What I'm wondering is exactly how much data is sent between nodes during heavy aggregations, etc.? Are we talking about 100MB+? I'm curious is we should be thinking about upgrading the backbone of the cluster to 10Gbe since 100MB would take a second over 1Gbps but only .1 seconds over 10Gbps.
Also, would gen 4 PCIE NVME's see a better performance increase? How reliant is Elasticsearch on random I/O? My assumption is very since some searches will request pages all over the place on the NVMe. The newer Sabrent Rocket 4+ NVMe drives push up to 650,000 4k IOPs (32q).

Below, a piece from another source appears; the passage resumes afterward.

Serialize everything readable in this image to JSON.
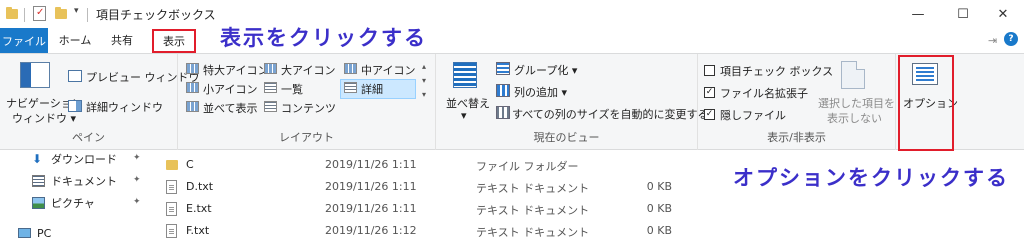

My thinking was a perfect Elasticsearch data node for today would look something like:
128 GB Ram (< 32GB reserved for JVM)
PCIE 4.0 NVMe (500,000+ 4k IOPs)
10Gbpe Network interfaces on 10Gbe switch
Going with those specs, it seems like some of the recommendations that were applicable in the past don't really apply here (like shards needing to be 50GB or less). We've had shards in the multi-hundred GB range (partly by accident because we didn't use templates correctly). However, with 10GBe networks and 7GB+ per second sequential reads from the newer NVEs, a 100GB shard could easily be relocated in under five minutes.
Would we see a noticeable latency decrease going with a 10Gbe network if our data set has complex aggregations, etc.? I have no idea how much data is actually passed between nodes.
Thanks!